Sam Smith At Madison Square Garden, Saturday, June 30th, 2018, Reviewed
It is hard to remember now but back in the 1950s and 1960s homosexuality (by which I mean sexual and/or romantic attraction between members of the same sex) was considered at best a tragedy and at worse a perversion and mental illness punishable to prison or death. Everyone from Charles Hawtrey to Rock Hudson, Joe Orton to Tennessee Williams had their lives disfigured by being forced into the closet. Pride week is over but having clocked the LGBTQ friendly the Go Gos Broadway musical “Head Over Heels” yesterday afternoon (Helen Bach’s review here), I completed my personal Pride Day at Sam Smith’s Madison Square Garden concert.
Sam Smith is the openly game same sexer who broke pop in 2012 and became a male Adele singer of romantic angst. This all comes to mind because he opened his show mid T Bone stage sitting in a chair that popped up from below like Rodin’s “The Thinker” and for a moment I flashed back on centuries of societal angst that would have left the miserable Mr. Smith a poster boy for the price of being true to yourself. The moment past but not the mood and not the song. “Burning” has Sam heartbroken by his lover leaving him and doing what any right thinking man would do, taking smoking cigs back up. It is not a particularly good song but honestly the good songs off last year’s sophomore stinker The Thrill Of It All are few and far between, and with Sam looking like the poster boy for the horror of it all, I might be excused for considering him a shropshire lad ala a.e. houseman ala “The Invention Of Love” ala Stoppard’s “lost dog loves young man – dog young lost man loves, loves lost young man dog, you can’t beat Latin: shuffle the words to suit, the endings tell you which loves what, who’s young, who lost, if you can’t read Latin go home, you’ve missed it! You kissed the dog. After that day, everything else seemed futile and ridiculous.” And so that was Sam as Houseman though of course it wasn’t but the mood is all very boy loves dog…
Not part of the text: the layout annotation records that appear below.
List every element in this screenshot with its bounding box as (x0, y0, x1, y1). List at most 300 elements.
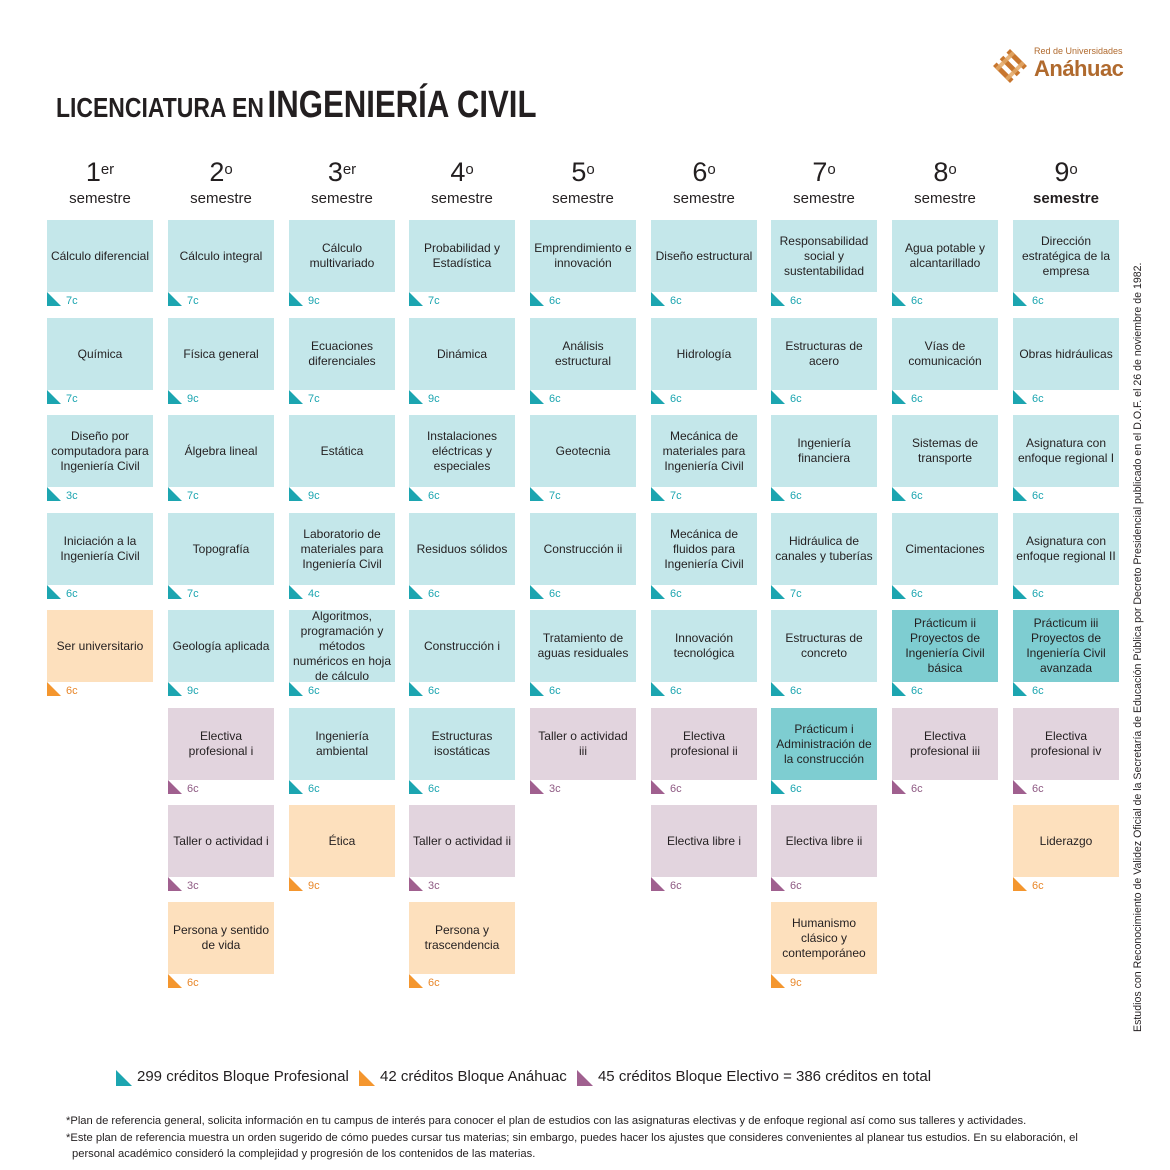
course-name: Dirección estratégica de la empresa (1021, 233, 1111, 278)
course-card (651, 610, 757, 682)
course-credits (47, 682, 107, 698)
credit-value: 6c (549, 685, 561, 697)
credit-flag-icon (168, 390, 182, 404)
course-card (1013, 318, 1119, 390)
course-credits (771, 877, 831, 893)
course-credits (289, 585, 349, 601)
credit-value: 4c (308, 588, 320, 600)
credit-flag-icon (651, 390, 665, 404)
credit-value: 6c (1032, 880, 1044, 892)
course-credits (651, 780, 711, 796)
credit-value: 6c (1032, 588, 1044, 600)
semester-number-value: 2 (209, 157, 225, 187)
course-card (892, 318, 998, 390)
course-credits (168, 585, 228, 601)
course-name: Humanismo clásico y contemporáneo (782, 915, 866, 960)
course-name: Residuos sólidos (416, 541, 508, 556)
credit-value: 3c (66, 490, 78, 502)
semester-number-value: 4 (450, 157, 466, 187)
course-name: Estructuras isostáticas (431, 729, 493, 758)
credit-flag-icon (530, 585, 544, 599)
credit-flag-icon (168, 292, 182, 306)
course-card (409, 220, 515, 292)
course-credits (409, 585, 469, 601)
course-card (168, 220, 274, 292)
course-name: Laboratorio de materiales para Ingeniería Civil (300, 526, 384, 571)
title-program: INGENIERÍA CIVIL (267, 84, 537, 126)
credit-value: 6c (66, 685, 78, 697)
credit-value: 6c (1032, 393, 1044, 405)
footnote-1: *Plan de referencia general, solicita información en tu campus de interés para conocer el plan de estudios con las asignaturas electivas y de enfoque regional así como sus talleres y actividades. (66, 1115, 1027, 1127)
course-card (168, 415, 274, 487)
course-name: Mecánica de materiales para Ingeniería Civil (662, 428, 746, 473)
semester-header-8 (892, 158, 998, 207)
credit-value: 6c (670, 685, 682, 697)
course-credits (289, 390, 349, 406)
logo-name-text: Anáhuac (1034, 56, 1124, 81)
credit-value: 6c (911, 295, 923, 307)
credit-flag-icon (409, 780, 423, 794)
credit-value: 7c (670, 490, 682, 502)
credit-value: 6c (549, 295, 561, 307)
course-card (771, 513, 877, 585)
course-name: Algoritmos, programación y métodos numéricos en hoja de cálculo (292, 608, 392, 683)
credit-flag-icon (168, 682, 182, 696)
course-card (168, 513, 274, 585)
semester-number (771, 158, 877, 186)
semester-header-3 (289, 158, 395, 207)
course-name: Sistemas de transporte (911, 436, 979, 465)
logo-network-text: Red de Universidades (1034, 46, 1123, 56)
semester-header-9 (1013, 158, 1119, 207)
course-credits (771, 585, 831, 601)
course-card (168, 318, 274, 390)
course-name: Hidráulica de canales y tuberías (775, 534, 873, 563)
course-card (771, 610, 877, 682)
credit-flag-icon (168, 974, 182, 988)
credit-flag-icon (289, 487, 303, 501)
course-name: Taller o actividad ii (412, 833, 512, 848)
credit-value: 6c (790, 783, 802, 795)
semester-header-6 (651, 158, 757, 207)
course-credits (409, 682, 469, 698)
course-card (289, 513, 395, 585)
course-credits (168, 390, 228, 406)
semester-number (651, 158, 757, 186)
course-name: Liderazgo (1039, 833, 1093, 848)
credit-value: 6c (187, 783, 199, 795)
credit-flag-icon (1013, 390, 1027, 404)
course-name: Álgebra lineal (184, 443, 258, 458)
course-card (289, 610, 395, 682)
credit-flag-icon (47, 585, 61, 599)
credit-flag-icon (771, 487, 785, 501)
course-card (771, 902, 877, 974)
semester-ordinal-suffix: o (1069, 161, 1078, 178)
course-name: Dinámica (436, 346, 487, 361)
course-credits (47, 292, 107, 308)
credit-value: 7c (66, 393, 78, 405)
course-card (168, 805, 274, 877)
legend-profesional (116, 1068, 349, 1085)
credit-flag-icon (892, 585, 906, 599)
course-card (47, 415, 153, 487)
credit-value: 7c (187, 490, 199, 502)
course-card (651, 415, 757, 487)
course-name: Diseño estructural (655, 248, 753, 263)
credit-flag-icon (892, 487, 906, 501)
credit-flag-icon (47, 390, 61, 404)
credit-flag-icon (1013, 780, 1027, 794)
course-name: Prácticum iii Proyectos de Ingeniería Civil avanzada (1026, 616, 1106, 675)
semester-label: semestre (1033, 190, 1099, 207)
credit-value: 6c (911, 783, 923, 795)
semester-header-1 (47, 158, 153, 207)
course-card (289, 415, 395, 487)
anahuac-logo (990, 42, 1124, 88)
credit-value: 6c (790, 880, 802, 892)
course-name: Cálculo diferencial (50, 248, 150, 263)
footnote-3: personal académico consideró la complejidad y progresión de los contenidos de las materias. (72, 1148, 536, 1160)
credit-value: 6c (428, 685, 440, 697)
semester-number-value: 6 (692, 157, 708, 187)
credit-flag-icon (168, 487, 182, 501)
credit-flag-icon (892, 292, 906, 306)
course-card (409, 708, 515, 780)
course-credits (651, 390, 711, 406)
semester-label: semestre (914, 190, 976, 207)
credit-flag-icon (1013, 292, 1027, 306)
credit-flag-icon (409, 877, 423, 891)
course-card (530, 513, 636, 585)
credit-flag-icon (771, 585, 785, 599)
credit-value: 9c (308, 490, 320, 502)
course-name: Estructuras de acero (785, 339, 863, 368)
credit-flag-icon (530, 390, 544, 404)
credit-flag-icon (530, 682, 544, 696)
course-name: Química (77, 346, 123, 361)
credit-value: 6c (670, 880, 682, 892)
course-card (771, 805, 877, 877)
course-credits (168, 682, 228, 698)
credit-flag-icon (47, 682, 61, 696)
course-card (651, 318, 757, 390)
credit-flag-icon (530, 487, 544, 501)
credit-flag-icon (47, 487, 61, 501)
credit-flag-icon (651, 877, 665, 891)
course-credits (771, 974, 831, 990)
credit-value: 6c (670, 393, 682, 405)
semester-number-value: 9 (1054, 157, 1070, 187)
course-credits (530, 390, 590, 406)
semester-label: semestre (69, 190, 131, 207)
course-card (530, 610, 636, 682)
course-credits (409, 877, 469, 893)
semester-number-value: 3 (327, 157, 343, 187)
validity-side-note: Estudios con Reconocimiento de Validez Oficial de la Secretaría de Educación Pública por Decreto Presidencial publicado en el D.O.F. el 26 de noviembre de 1982. (1132, 262, 1144, 1032)
credit-flag-icon (409, 487, 423, 501)
credit-value: 6c (308, 783, 320, 795)
semester-label: semestre (431, 190, 493, 207)
credit-value: 6c (790, 393, 802, 405)
course-name: Electiva libre i (666, 833, 742, 848)
course-credits (892, 292, 952, 308)
credit-flag-icon (409, 974, 423, 988)
credit-value: 7c (187, 295, 199, 307)
credit-value: 7c (428, 295, 440, 307)
semester-ordinal-suffix: o (586, 161, 595, 178)
course-credits (289, 487, 349, 503)
credit-value: 6c (790, 685, 802, 697)
course-name: Estructuras de concreto (785, 631, 863, 660)
credit-value: 6c (428, 783, 440, 795)
credit-flag-icon (651, 780, 665, 794)
course-credits (651, 487, 711, 503)
credit-value: 7c (549, 490, 561, 502)
semester-number (289, 158, 395, 186)
credit-value: 7c (790, 588, 802, 600)
semester-ordinal-suffix: o (948, 161, 957, 178)
course-card (771, 708, 877, 780)
credit-value: 6c (911, 588, 923, 600)
credit-value: 6c (790, 490, 802, 502)
course-card (1013, 708, 1119, 780)
course-name: Mecánica de fluidos para Ingeniería Civil (664, 526, 744, 571)
credit-flag-icon (530, 292, 544, 306)
course-name: Electiva profesional iv (1030, 729, 1102, 758)
credit-value: 6c (911, 685, 923, 697)
course-name: Topografía (192, 541, 250, 556)
course-card (289, 805, 395, 877)
credit-flag-icon (771, 974, 785, 988)
course-card (1013, 805, 1119, 877)
credit-flag-icon (409, 292, 423, 306)
course-name: Estática (320, 443, 364, 458)
credit-value: 6c (549, 393, 561, 405)
course-credits (892, 682, 952, 698)
course-credits (771, 780, 831, 796)
course-card (1013, 220, 1119, 292)
course-credits (47, 585, 107, 601)
credit-value: 6c (1032, 490, 1044, 502)
credit-value: 3c (428, 880, 440, 892)
credit-flag-icon (289, 292, 303, 306)
course-name: Ser universitario (56, 638, 144, 653)
semester-ordinal-suffix: o (224, 161, 233, 178)
course-card (168, 708, 274, 780)
credit-flag-icon (651, 487, 665, 501)
course-card (168, 902, 274, 974)
legend-electivo-flag-icon (577, 1070, 593, 1086)
course-card (892, 708, 998, 780)
course-name: Vías de comunicación (908, 339, 982, 368)
semester-number-value: 7 (812, 157, 828, 187)
semester-ordinal-suffix: er (100, 161, 115, 178)
credit-flag-icon (1013, 682, 1027, 696)
footnote-2: *Este plan de referencia muestra un orden sugerido de cómo puedes cursar tus materias; sin embargo, puedes hacer los ajustes que consideres convenientes al planear tus estudios. En su elaboración, el (66, 1132, 1078, 1144)
legend-profesional-flag-icon (116, 1070, 132, 1086)
credit-value: 7c (66, 295, 78, 307)
semester-number (409, 158, 515, 186)
semester-number (1013, 158, 1119, 186)
course-card (530, 708, 636, 780)
course-credits (1013, 780, 1073, 796)
semester-number-value: 1 (85, 157, 101, 187)
course-card (409, 902, 515, 974)
course-name: Electiva profesional iii (909, 729, 981, 758)
course-card (892, 610, 998, 682)
course-name: Electiva libre ii (785, 833, 863, 848)
course-credits (47, 390, 107, 406)
course-credits (168, 292, 228, 308)
course-credits (1013, 585, 1073, 601)
semester-number-value: 5 (571, 157, 587, 187)
credit-value: 6c (187, 977, 199, 989)
credit-value: 9c (308, 880, 320, 892)
semester-ordinal-suffix: o (827, 161, 836, 178)
course-credits (771, 682, 831, 698)
course-card (892, 513, 998, 585)
course-card (289, 220, 395, 292)
credit-flag-icon (1013, 877, 1027, 891)
course-card (289, 708, 395, 780)
semester-number (168, 158, 274, 186)
course-credits (409, 487, 469, 503)
legend-electivo-label: 45 créditos Bloque Electivo = 386 créditos en total (597, 1068, 932, 1085)
credit-flag-icon (771, 390, 785, 404)
course-card (409, 318, 515, 390)
legend-anahuac-label: 42 créditos Bloque Anáhuac (379, 1068, 567, 1085)
course-name: Geotecnia (555, 443, 611, 458)
course-name: Taller o actividad iii (538, 729, 628, 758)
course-name: Emprendimiento e innovación (534, 241, 632, 270)
semester-header-4 (409, 158, 515, 207)
course-credits (892, 780, 952, 796)
credit-value: 6c (911, 490, 923, 502)
credit-value: 9c (308, 295, 320, 307)
course-card (651, 220, 757, 292)
course-card (530, 220, 636, 292)
credit-value: 6c (428, 490, 440, 502)
credit-value: 6c (428, 977, 440, 989)
course-name: Electiva profesional ii (670, 729, 738, 758)
course-name: Instalaciones eléctricas y especiales (426, 428, 498, 473)
semester-label: semestre (190, 190, 252, 207)
course-name: Hidrología (676, 346, 732, 361)
course-card (530, 415, 636, 487)
course-credits (530, 780, 590, 796)
course-credits (651, 292, 711, 308)
semester-ordinal-suffix: er (342, 161, 357, 178)
course-card (771, 220, 877, 292)
course-name: Tratamiento de aguas residuales (537, 631, 629, 660)
course-name: Ingeniería ambiental (315, 729, 369, 758)
semester-ordinal-suffix: o (707, 161, 716, 178)
course-credits (892, 390, 952, 406)
course-name: Electiva profesional i (188, 729, 254, 758)
course-name: Cálculo multivariado (309, 241, 375, 270)
credit-flag-icon (892, 682, 906, 696)
credit-value: 3c (549, 783, 561, 795)
course-name: Persona y sentido de vida (172, 923, 270, 952)
credit-value: 6c (1032, 783, 1044, 795)
course-credits (168, 974, 228, 990)
semester-header-5 (530, 158, 636, 207)
course-credits (892, 487, 952, 503)
course-credits (409, 292, 469, 308)
semester-label: semestre (793, 190, 855, 207)
course-card (409, 513, 515, 585)
credit-flag-icon (47, 292, 61, 306)
course-name: Responsabilidad social y sustentabilidad (779, 233, 869, 278)
credit-value: 6c (549, 588, 561, 600)
legend-profesional-label: 299 créditos Bloque Profesional (137, 1068, 349, 1085)
semester-number (892, 158, 998, 186)
course-credits (168, 780, 228, 796)
course-credits (771, 487, 831, 503)
course-credits (409, 974, 469, 990)
course-credits (651, 682, 711, 698)
course-name: Construcción ii (543, 541, 623, 556)
credit-flag-icon (409, 390, 423, 404)
course-credits (530, 292, 590, 308)
course-card (892, 415, 998, 487)
course-card (47, 318, 153, 390)
semester-header-7 (771, 158, 877, 207)
credit-flag-icon (771, 292, 785, 306)
course-card (409, 610, 515, 682)
course-name: Ingeniería financiera (797, 436, 851, 465)
credit-flag-icon (651, 682, 665, 696)
course-card (409, 805, 515, 877)
course-card (1013, 415, 1119, 487)
credit-value: 6c (790, 295, 802, 307)
credit-flag-icon (651, 292, 665, 306)
course-name: Análisis estructural (554, 339, 612, 368)
credit-flag-icon (409, 682, 423, 696)
course-name: Asignatura con enfoque regional I (1017, 436, 1115, 465)
semester-number (530, 158, 636, 186)
semester-number (47, 158, 153, 186)
credit-flag-icon (289, 877, 303, 891)
anahuac-logo-mark (990, 46, 1030, 86)
course-card (47, 220, 153, 292)
course-credits (168, 487, 228, 503)
course-credits (1013, 292, 1073, 308)
course-credits (530, 585, 590, 601)
course-card (651, 513, 757, 585)
credit-flag-icon (168, 780, 182, 794)
course-name: Iniciación a la Ingeniería Civil (60, 534, 140, 563)
course-card (47, 610, 153, 682)
credit-flag-icon (289, 390, 303, 404)
credit-flag-icon (168, 585, 182, 599)
legend-anahuac (359, 1068, 567, 1085)
credit-value: 6c (1032, 685, 1044, 697)
course-card (1013, 513, 1119, 585)
course-name: Obras hidráulicas (1019, 346, 1113, 361)
course-card (530, 318, 636, 390)
course-name: Agua potable y alcantarillado (904, 241, 986, 270)
course-credits (771, 390, 831, 406)
course-name: Geología aplicada (172, 638, 270, 653)
course-credits (1013, 487, 1073, 503)
course-name: Taller o actividad i (173, 833, 269, 848)
course-credits (1013, 390, 1073, 406)
course-credits (409, 390, 469, 406)
course-card (771, 415, 877, 487)
course-credits (289, 292, 349, 308)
Which leaves Smith in the uncomfortable position of wanting to sing sad and unhappy, and unhappily unhappy songs, and turning them into an upbeat arena show and he isn’t the man. Watching Sam skip right down the stage (and I am not being homophobic, I am being literal) another problem with Sam Smith as leading man becomes crystal clear: he can’t dance, he can’t in fact move. And really, he is beyond modern cliche up to including changing what in the 1970s was a spontaneous flicking f your bics to the tedious ritual of turning on your flashlight. Look, if you have to call a girl and ask her why she didn’t call you then her answer becomes irrelevant, and if you have to ask an audience to turn on their flashlights their turning on their flashlights is irrelevant. And as for that dumbass “I think you are gonna be even better than last night’s audience?” That trope is done to a turn.
The audience, middle class white Americans all, with more than a smattering Asians at the close as damn it sold out second night, lapped it up, singing along to one of his better songs (off the first album of course) “I’m Not The Only One,” screaming along to
You say I’m crazy
‘Cause you don’t think I know what you’ve done
But when you call me baby
I know I’m not the only one
So yeah, another heartbreaker but as long as the world feels it is right, and to be fair it is a terrific song off his debut album,and a smash hit for him, OK I’ll give him that one. And the James Bond theme that followed. Where his tender and burnished and hurt vocal raises itself like he is back in the choir at school before heading for London and a fast hard career after getting discovered by Disclosure on “Latch”. “Latch” made you think Sam was born for EDM verses where he was such a strong singer he could add depth to doodles. But, no, he went his own way and it worked out fine.
I saw Sam on his first tour (here) and wrote this knocking on four years ago: “Sam seemed to have no command of the stage as he wandered back and forth, no idea how to speak to the audience, he couldn’t tell a story and he couldn’t seem to make it a personal experience”. Then I saw him at Jingle Ball where he was both laid back and commanding for fifteen minutes, so much so that I decided to give him the benefit of the doubt, but he is an unforgivable boring presence over any length of time. For 90 minutes I was not sold, even as Helen Bach, who had never seen him before, thought he had command of the stage and the entire 100s at MSG stood from start to finish.
The voice, yes I know the voice. But those songs… all very lost dog kills young man.